Bununla birlikte, karanlık madde olmadan bir galaksinin keşfinin, karanlık maddenin var olduğu teorisini çürütmediğine dikkat etmek önemlidir. Gerçekte, yalnızca karanlık maddenin ve galaksilerin ayrı olabildiğini gösterir, bu da karanlık maddenin yerçekimi dışında hiçbir kuvvetle sıradan maddeye bağlı olduğu anlamına gelebilir. Aslında, bilim insanlarının karanlık madde teorilerini ve galaksi oluşumu ve evrimindeki rolünü rafine etmelerine yardımcı olabilir.
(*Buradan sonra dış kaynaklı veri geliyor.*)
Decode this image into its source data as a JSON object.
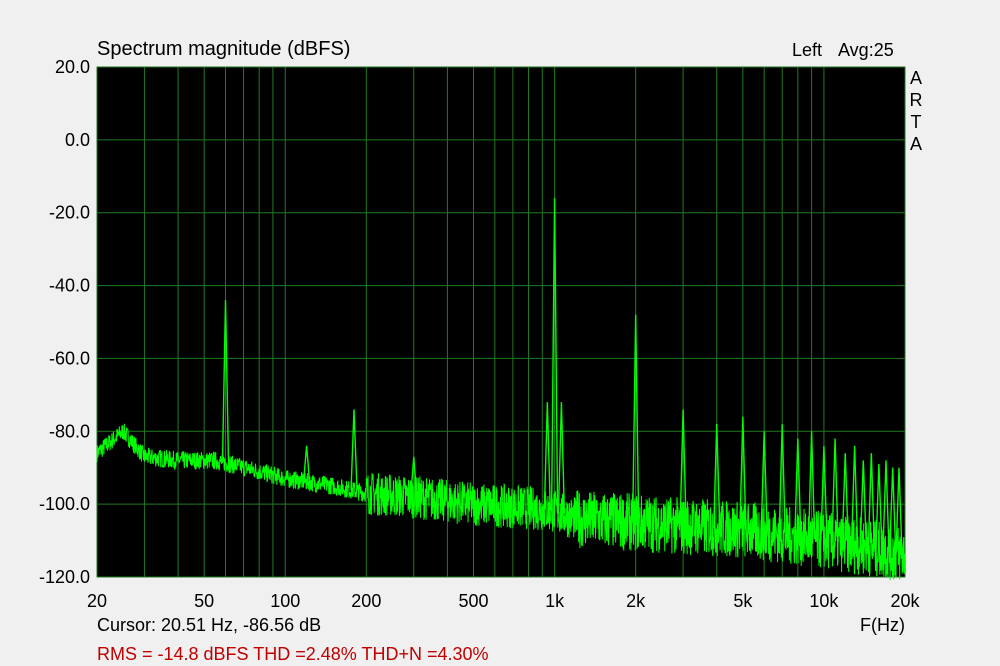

Bu arada, araştırmacılar, NGC 1052-DF2'de karanlık maddenin neden eksik olduğuna dair bazı fikirlere zaten sahipler. Bir yandan, çok sayıda büyük yıldızın doğumunun tüm gazı ve karanlık maddeyi süpürdüğü bir felaket olayının sonucu olabilirdi. Öte yandan, milyarlarca yıl önce yakındaki devasa eliptik gökadanın (NGC 1052) büyümesi bu eksiklikte rol oynayabilirdi.
Ancak, bu teoriler galaksinin nasıl oluştuğunu açıklamaz. Bunu ele almak için ekip, Hubble'ın daha karanlık madde eksikliği olan galaksiler için diğer 23 dağınık gökadadan aldığı görüntüleri analiz ediyor. Zaten, NGC 1052-DF2'ye benzeyen üç tane buldular, bu da karanlık madde eksik galaksilerin nispeten yaygın bir olay olabileceğini gösterebilir.
Bu son bulgular bir şey gösteriyorsa, Evren bir soğan gibidir. Anladığınızı düşündüğünüzde, ek bir katmanı geri çekiyor ve yepyeni bir gizemler buluyorsunuz. Ayrıca 28 yıllık sadık hizmetten sonra, Hubble uzay teleskobu hala bize yeni şeyler öğretebiliyor. İyi bir şey, halefinin lansmanı olarak 2020'ye kadar ertelendi!